Wisdom belongs to those who seek advice - Proverbs 13:10b
First of all, I want to thank the entire congregation for the celebration last month of my first 18 years at Temple Sholom. I was touched to see so many who were able to be there for the dinner and service, or sent kind regrets; those who have contributed memories or thoughts to the scrapbook, and those congregational alumni who sent words to be read at the service. It was wonderful to be able to look back with all of you and now to continue to dream forward.
Speaking at the service, I was drawn to the depiction of the bush burning unconsumed on our Ark. Rabbi Lawrence Kushner explains that the miracle is not the bush itself, but that Moses took the time to notice that it burned without becoming burnt out. What is the secret of continuing to give light, to constantly renew oneself, without running out of fuel? That is my challenge at what may be the midpoint of my rabbinic career. How do I continue to inspire the congregation? By being inspired in turn.
At the service, I shared that I would like to spend time with you, as individual congregants, to discover what brought you into the congregation, what inspires you, and thereby, where we can all go together. As some congregants know, I am always happy to go to lunch. For those of you who are able to take time for lunch in our area, let’s find a time to sit down and talk.
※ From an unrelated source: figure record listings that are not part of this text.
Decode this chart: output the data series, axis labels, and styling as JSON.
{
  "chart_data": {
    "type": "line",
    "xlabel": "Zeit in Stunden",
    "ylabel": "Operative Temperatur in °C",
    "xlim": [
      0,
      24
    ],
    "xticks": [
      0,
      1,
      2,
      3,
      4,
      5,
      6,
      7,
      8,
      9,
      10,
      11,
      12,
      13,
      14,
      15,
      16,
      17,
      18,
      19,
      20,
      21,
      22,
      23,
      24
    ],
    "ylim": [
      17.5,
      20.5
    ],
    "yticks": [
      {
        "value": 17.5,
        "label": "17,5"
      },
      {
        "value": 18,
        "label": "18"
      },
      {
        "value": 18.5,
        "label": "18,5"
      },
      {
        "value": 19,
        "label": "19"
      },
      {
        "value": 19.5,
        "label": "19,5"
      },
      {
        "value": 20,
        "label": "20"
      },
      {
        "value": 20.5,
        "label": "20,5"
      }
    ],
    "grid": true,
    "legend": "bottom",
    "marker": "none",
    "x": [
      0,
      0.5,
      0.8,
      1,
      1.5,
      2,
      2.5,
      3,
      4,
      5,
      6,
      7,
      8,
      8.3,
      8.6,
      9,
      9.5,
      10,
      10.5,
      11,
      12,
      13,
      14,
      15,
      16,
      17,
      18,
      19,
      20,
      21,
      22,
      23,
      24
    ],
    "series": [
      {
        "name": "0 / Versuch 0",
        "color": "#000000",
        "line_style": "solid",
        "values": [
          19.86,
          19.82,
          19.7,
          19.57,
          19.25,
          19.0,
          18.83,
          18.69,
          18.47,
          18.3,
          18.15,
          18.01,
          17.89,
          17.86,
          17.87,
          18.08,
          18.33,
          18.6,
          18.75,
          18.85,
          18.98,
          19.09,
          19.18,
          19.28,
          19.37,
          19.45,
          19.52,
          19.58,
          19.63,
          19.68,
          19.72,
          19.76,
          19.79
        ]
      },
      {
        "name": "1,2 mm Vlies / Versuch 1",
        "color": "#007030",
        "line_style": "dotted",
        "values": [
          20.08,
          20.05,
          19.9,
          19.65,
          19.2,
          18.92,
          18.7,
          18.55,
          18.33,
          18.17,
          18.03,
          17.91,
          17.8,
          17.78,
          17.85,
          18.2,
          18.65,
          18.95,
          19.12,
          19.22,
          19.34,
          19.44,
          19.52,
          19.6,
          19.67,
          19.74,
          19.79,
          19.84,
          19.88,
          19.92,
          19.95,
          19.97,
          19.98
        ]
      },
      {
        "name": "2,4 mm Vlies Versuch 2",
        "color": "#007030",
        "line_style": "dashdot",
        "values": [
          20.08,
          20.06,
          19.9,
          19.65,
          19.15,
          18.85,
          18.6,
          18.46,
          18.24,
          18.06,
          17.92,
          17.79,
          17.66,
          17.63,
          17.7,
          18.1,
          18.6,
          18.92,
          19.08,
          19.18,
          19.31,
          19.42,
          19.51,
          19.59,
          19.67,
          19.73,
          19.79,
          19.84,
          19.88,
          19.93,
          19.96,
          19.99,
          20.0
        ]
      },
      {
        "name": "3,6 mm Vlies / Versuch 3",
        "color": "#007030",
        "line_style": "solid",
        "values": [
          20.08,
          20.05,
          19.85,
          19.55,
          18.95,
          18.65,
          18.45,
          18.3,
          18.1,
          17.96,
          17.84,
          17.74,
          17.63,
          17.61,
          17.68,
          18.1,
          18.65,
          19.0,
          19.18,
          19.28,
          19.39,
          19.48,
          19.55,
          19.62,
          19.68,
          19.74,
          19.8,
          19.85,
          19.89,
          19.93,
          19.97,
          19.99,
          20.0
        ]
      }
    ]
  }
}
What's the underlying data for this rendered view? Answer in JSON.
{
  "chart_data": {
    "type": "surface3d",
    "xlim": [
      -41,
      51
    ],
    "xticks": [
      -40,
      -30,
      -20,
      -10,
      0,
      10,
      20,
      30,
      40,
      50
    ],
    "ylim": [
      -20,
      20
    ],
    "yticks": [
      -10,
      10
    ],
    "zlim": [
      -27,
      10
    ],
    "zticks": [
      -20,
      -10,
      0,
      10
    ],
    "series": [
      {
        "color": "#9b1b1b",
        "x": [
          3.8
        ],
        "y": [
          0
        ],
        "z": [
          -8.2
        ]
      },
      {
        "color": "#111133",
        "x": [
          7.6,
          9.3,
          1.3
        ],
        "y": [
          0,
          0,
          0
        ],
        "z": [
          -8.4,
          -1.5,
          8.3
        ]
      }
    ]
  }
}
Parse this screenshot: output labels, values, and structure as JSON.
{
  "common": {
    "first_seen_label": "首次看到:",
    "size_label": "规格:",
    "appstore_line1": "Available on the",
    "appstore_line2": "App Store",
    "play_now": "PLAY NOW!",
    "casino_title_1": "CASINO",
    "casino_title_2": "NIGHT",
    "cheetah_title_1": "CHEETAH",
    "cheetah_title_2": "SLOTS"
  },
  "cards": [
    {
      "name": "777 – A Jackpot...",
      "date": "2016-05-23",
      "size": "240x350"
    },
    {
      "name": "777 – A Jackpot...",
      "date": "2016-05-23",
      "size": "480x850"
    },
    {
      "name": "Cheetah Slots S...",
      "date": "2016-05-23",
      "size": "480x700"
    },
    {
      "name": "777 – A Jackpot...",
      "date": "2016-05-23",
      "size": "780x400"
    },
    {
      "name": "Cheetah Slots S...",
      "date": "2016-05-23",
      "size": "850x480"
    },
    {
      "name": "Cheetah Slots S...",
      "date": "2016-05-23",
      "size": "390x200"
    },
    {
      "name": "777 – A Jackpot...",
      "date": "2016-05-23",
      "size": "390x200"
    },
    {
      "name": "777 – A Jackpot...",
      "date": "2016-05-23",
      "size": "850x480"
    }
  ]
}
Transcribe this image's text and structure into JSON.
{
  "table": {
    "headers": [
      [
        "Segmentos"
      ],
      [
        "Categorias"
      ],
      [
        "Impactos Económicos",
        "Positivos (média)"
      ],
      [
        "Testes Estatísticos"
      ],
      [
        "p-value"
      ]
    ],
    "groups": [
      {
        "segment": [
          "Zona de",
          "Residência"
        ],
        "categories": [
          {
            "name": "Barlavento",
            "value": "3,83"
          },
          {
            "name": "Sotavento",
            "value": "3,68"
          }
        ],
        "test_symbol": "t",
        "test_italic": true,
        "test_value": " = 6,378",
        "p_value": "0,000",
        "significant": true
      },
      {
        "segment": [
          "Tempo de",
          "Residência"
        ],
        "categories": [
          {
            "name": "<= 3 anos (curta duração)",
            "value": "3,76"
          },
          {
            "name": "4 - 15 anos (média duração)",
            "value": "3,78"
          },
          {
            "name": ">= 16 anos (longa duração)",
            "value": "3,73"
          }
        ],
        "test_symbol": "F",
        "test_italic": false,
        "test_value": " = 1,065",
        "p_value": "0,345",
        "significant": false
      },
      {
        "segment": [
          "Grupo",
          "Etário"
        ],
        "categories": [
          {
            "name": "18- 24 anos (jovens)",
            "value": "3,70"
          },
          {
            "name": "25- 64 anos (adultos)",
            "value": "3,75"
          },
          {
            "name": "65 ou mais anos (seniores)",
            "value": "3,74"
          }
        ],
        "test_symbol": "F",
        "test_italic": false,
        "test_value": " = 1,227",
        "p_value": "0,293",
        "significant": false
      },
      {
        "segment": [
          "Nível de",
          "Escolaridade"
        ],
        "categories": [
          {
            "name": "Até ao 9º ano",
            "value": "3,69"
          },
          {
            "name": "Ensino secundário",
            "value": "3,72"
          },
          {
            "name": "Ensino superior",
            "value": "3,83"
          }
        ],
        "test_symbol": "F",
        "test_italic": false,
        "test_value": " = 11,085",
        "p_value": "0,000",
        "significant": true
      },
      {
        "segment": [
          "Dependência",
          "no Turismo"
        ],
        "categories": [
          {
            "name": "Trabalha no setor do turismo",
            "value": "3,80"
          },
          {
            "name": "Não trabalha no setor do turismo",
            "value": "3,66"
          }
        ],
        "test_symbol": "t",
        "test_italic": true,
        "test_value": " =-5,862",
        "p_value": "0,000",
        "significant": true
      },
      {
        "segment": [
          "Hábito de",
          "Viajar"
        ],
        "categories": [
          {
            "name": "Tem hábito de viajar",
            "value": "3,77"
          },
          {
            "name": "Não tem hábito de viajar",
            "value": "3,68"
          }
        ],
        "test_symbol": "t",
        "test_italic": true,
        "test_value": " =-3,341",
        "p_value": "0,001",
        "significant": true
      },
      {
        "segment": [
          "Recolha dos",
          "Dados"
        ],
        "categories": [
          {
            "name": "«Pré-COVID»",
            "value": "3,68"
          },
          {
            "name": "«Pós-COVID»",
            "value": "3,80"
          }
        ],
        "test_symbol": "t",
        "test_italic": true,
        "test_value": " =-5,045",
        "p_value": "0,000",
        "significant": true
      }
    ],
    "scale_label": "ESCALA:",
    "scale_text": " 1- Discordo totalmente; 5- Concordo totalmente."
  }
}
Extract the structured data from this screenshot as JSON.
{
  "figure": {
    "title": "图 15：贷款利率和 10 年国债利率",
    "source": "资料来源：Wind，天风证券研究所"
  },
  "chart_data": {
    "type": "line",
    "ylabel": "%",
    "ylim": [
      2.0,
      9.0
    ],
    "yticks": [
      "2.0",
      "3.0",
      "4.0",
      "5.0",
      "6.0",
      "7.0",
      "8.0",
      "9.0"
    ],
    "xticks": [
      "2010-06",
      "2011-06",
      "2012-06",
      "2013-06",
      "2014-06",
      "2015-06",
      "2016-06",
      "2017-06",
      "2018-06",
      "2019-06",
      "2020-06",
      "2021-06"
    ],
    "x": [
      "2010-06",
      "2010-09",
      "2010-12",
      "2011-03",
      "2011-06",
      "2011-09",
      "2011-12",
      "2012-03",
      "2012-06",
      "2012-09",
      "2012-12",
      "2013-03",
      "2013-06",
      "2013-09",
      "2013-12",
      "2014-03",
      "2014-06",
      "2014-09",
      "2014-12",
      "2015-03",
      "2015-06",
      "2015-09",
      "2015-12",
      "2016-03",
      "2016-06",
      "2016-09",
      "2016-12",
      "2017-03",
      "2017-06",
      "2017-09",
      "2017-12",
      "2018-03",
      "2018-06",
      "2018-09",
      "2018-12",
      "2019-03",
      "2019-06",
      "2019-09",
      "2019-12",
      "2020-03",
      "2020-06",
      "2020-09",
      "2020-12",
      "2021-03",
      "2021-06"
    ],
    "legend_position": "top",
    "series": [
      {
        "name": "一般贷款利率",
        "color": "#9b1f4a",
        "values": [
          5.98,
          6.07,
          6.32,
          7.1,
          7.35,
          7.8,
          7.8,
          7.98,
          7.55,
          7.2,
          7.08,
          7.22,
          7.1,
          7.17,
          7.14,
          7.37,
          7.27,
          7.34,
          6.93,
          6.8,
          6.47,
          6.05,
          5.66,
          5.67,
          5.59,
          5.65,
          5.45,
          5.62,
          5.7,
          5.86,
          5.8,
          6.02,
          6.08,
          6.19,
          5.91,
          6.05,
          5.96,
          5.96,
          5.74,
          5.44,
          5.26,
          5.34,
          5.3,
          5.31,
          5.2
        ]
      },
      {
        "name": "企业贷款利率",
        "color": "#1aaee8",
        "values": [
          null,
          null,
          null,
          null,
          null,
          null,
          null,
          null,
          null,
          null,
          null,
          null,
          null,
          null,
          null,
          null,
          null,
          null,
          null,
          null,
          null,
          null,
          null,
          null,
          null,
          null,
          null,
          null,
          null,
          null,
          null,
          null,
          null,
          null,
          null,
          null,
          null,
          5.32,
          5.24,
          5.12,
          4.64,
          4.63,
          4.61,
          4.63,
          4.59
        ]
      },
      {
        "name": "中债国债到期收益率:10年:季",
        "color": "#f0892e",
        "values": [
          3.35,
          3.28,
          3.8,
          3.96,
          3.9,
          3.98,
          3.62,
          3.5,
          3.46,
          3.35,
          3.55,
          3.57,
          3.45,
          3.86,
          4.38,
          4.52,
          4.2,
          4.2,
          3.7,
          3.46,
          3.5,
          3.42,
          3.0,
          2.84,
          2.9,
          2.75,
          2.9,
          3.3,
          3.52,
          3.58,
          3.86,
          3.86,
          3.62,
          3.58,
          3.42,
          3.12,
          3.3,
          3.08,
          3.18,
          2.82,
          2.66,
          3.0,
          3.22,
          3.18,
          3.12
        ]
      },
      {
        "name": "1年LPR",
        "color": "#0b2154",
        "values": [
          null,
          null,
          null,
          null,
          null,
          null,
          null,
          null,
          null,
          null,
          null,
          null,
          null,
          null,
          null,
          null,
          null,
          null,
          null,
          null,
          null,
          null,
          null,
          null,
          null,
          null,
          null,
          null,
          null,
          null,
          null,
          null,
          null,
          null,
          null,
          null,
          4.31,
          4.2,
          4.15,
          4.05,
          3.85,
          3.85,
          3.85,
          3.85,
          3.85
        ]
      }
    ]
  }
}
If lunch is not possible in your schedule, perhaps we can find time for coffee in a morning or evening, or on a weekend. I will be reaching out to some congregants - but there are a lot of you. If I have not gotten to you yet, please reach out to me.
Ben Zoma asks, “Who is wise? The one who learns from everyone.” (Pirke Avot 4:1) That is a rather large task, but there is a Torah that is each of us, and we teach by sharing who we are. As quoted above, Proverbs says, “Wisdom belongs to those who seek advice.” Advice is often freely given, and even without asking, but the learning behind that advice is only found through deeper listening.
In looking back over my past 18 years, we have talked about being a reflective congregation - on that learns from its experiences, and changes in order to grow. The way that we reflect is by knowing who we are. We are a congregation that cares about each other - not only to we show caring by paying attention to others in our community, but we build that community by deepening our ties. So, as I set out to learn from each of you - I challenge you to learn from each other as well. Be bold - approach a fellow congregant whom you know only in passing and invite them and their family over for Shabbat dinner. If you are a little less bold, then start up a conversation at an oneg or social event. You may have something in common. They may have a different opinion that expands your view of the world. Seek out their wisdom and honor it. Thank them for sharing.
When the sage Hillel was stumped for the answer to a question of Jewish law, he decided to crowdsource. He said, “But leave it to the Jewish people; if they are not prophets to whom God has revealed His secrets, they are the sons of prophets, and will certainly do the right thing on their own.” (Pesachim 66a). We are the great-grandsons of those prophets, and between us, we know the right thing as well, we just need to listen to each other to figure it out.